Saturday 20 July 2019

Pochettino fitness regime spurs Kane to new heights

Gareth Southgate: ‘You could see right from the start in training that Harry Kane’s finishing was deadly’. Photo: Getty Images
Gareth Southgate: ‘You could see right from the start in training that Harry Kane’s finishing was deadly’. Photo: Getty Images

Paul Wilson

Gareth Southgate believes England can profit from the fitness regime Mauricio Pochettino has introduced at Tottenham, with all the Spurs players in the national squad showing marked improvements in strength and stamina over the past couple of years. Until now the Argentinian's major contribution to England World Cup hopes was to leave his left leg dangling for Michael Owen to trip over in Sapporo in 2002, but Southgate insists his training methods speak for themselves.

Even when Pochettino was at Southampton, who also employed his present assistant, Jesús Pérez, Southgate noticed the Saints players in his under 21 squads showed similar fitness gains.

"Mauricio and Jesús are on to something," Southgate says as he prepares for the internationals against Slovenia and Lithuania. "We see a definite difference in their players' fitness levels. It's what allows them to play the pressing game they like to play. It was the same with Southampton, you could see the impact on the players from their club training."

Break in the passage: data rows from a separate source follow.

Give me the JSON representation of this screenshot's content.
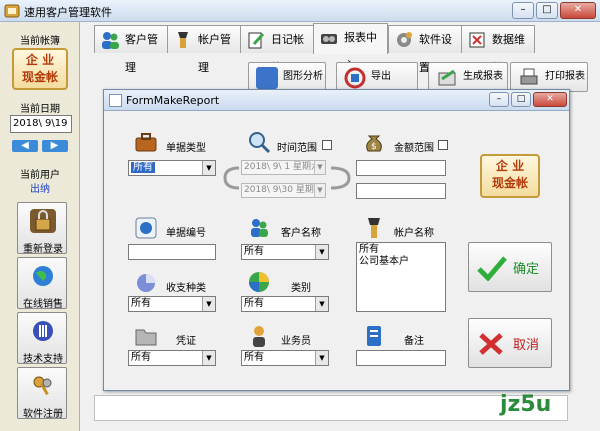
{
  "window": {
    "title": "速用客户管理软件"
  },
  "sidebar": {
    "current_book_label": "当前帐簿",
    "logo_line1": "企 业",
    "logo_line2": "现金帐",
    "current_date_label": "当前日期",
    "current_date_value": "2018\\ 9\\19",
    "current_user_label": "当前用户",
    "current_user_value": "出纳",
    "buttons": [
      {
        "label": "重新登录",
        "icon": "lock-icon"
      },
      {
        "label": "在线销售",
        "icon": "globe-icon"
      },
      {
        "label": "技术支持",
        "icon": "support-icon"
      },
      {
        "label": "软件注册",
        "icon": "keys-icon"
      }
    ]
  },
  "tabs": [
    {
      "label": "客户管理",
      "icon": "users-icon"
    },
    {
      "label": "帐户管理",
      "icon": "account-icon"
    },
    {
      "label": "日记帐簿",
      "icon": "journal-icon"
    },
    {
      "label": "报表中心",
      "icon": "report-icon",
      "active": true
    },
    {
      "label": "软件设置",
      "icon": "gear-icon"
    },
    {
      "label": "数据维护",
      "icon": "data-icon"
    }
  ],
  "toolbar": {
    "analysis": "图形分析",
    "export": "导出EXCEL",
    "generate": "生成报表",
    "print": "打印报表"
  },
  "dialog": {
    "title": "FormMakeReport",
    "doc_type_label": "单据类型",
    "doc_type_value": "所有",
    "time_range_label": "时间范围",
    "date_from": "2018\\ 9\\ 1 星期六",
    "date_to": "2018\\ 9\\30 星期日",
    "amount_range_label": "金额范围",
    "logo_line1": "企 业",
    "logo_line2": "现金帐",
    "doc_no_label": "单据编号",
    "customer_label": "客户名称",
    "customer_value": "所有",
    "account_label": "帐户名称",
    "account_items": [
      "所有",
      "公司基本户"
    ],
    "income_type_label": "收支种类",
    "income_type_value": "所有",
    "category_label": "类别",
    "category_value": "所有",
    "voucher_label": "凭证",
    "voucher_value": "所有",
    "salesman_label": "业务员",
    "salesman_value": "所有",
    "remark_label": "备注",
    "ok_label": "确定",
    "cancel_label": "取消"
  },
  "watermark": "jz5u"
}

That is one of the reasons, Southgate feels, why Harry Kane is presently sweeping all before him, with another two goals yesterday to add to his remarkable tally of 12 in Tottenham's last six away matches. Southgate has known the player for a while, though at under 21 level he generally preferred Saido Berahino, because until Pochettino arrived at Spurs Kane was not the prominent figure he has since become.

"At the time Berahino was outstanding for us, he scored goals immediately," the England manager explains. "We quickly took a view that because he was playing regularly for West Brom and dealing with Premier League football that he was our best striking option.

"Harry was not playing so often for Spurs and missed a couple of England camps with injury, though you could see right from the start in training that his finishing was deadly. The quality he was showing in front of goal took me back to watching Alan Shearer, Robbie Fowler or Paul Scholes. We still wanted to know whether he could transfer that into matches, then he got his chance at Spurs under Tim Sherwood."

Southgate reckons the biggest change since then has been physical, with a stronger Kane growing into the role as line leader and gaining confidence from a series of impressive performances. "I think you can see the conditioning work they do at Spurs has improved the team and Harry has benefited from that," he says.

"He now looks strong, lean, a little bit quicker and sharper. When we played France he was up against some world-class defenders and he was running in behind them and along the sides as well as being strong and clever. That then has an effect on your mentality. If you know you are in good physical condition then mentally you are in a better place."

This is all very well, though the downside for England should they reach the tournament in Russia next summer is that over the course of a season Pochettino's demands on his players could add up to exhaustion. Kane might look the very model of a fit and focused striker at the moment, but with England at Euro 2016 he looked tired, a mere shadow of his present self.

While Southgate would not be the first England manager to grapple with the problem of jaded players at summer tournaments, he sees no reason to be unduly pessimistic at this stage. "I think Spurs signing Fernando Llorente will take some of the weight off Harry," he says. "The other night in Europe they were able to take Harry off with 20 minutes to go. Those latter stages of games are the ones that can have a real physical impact when you add them up. But I know what it is like to play in tournaments, I know what it is like to play 45 or 50 games in a season.

"I can't say I am a huge believer in burnout. I think you can be mentally fatigued, but physically it's about getting the right level of training, the appropriate stimulus to make sure people are ready. We should have enough expertise to get the players to the best possible level. It will require all the players to be looking after themselves right, but somebody like Harry will do that anyway. He is already willing to do whatever it takes to give himself the best chance. He's meticulous about his diet and meticulous about the way he recovers from games."

Despite England's poor record in recent tournaments - the main factor in being overtaken by Wales in FIFA's world rankings - Southgate is undaunted by the task ahead should England qualify for a place at the finals in the next few days. "We are not short of areas we think we can improve," he says. "We see masses of opportunities for development of individuals and the team.

"Our job is to analyse why we haven't done well and work out how to get better, and there's plenty for us to work on. What I know from my own experience is that when you reach the end of the season everyone is in a different place. Some will have only played 20 games and be quite fresh, others might have played 50 or more and need handling differently.

"We will have to pay attention to individual situations and I agree with Fifa about a mandatory rest period at the end of the domestic season, even if it is only a week long. There needs to be some sort of mental switch-off from club football before a tournament, but even then you have to be careful because there is a danger that you might tail off too much and then not be able to get back."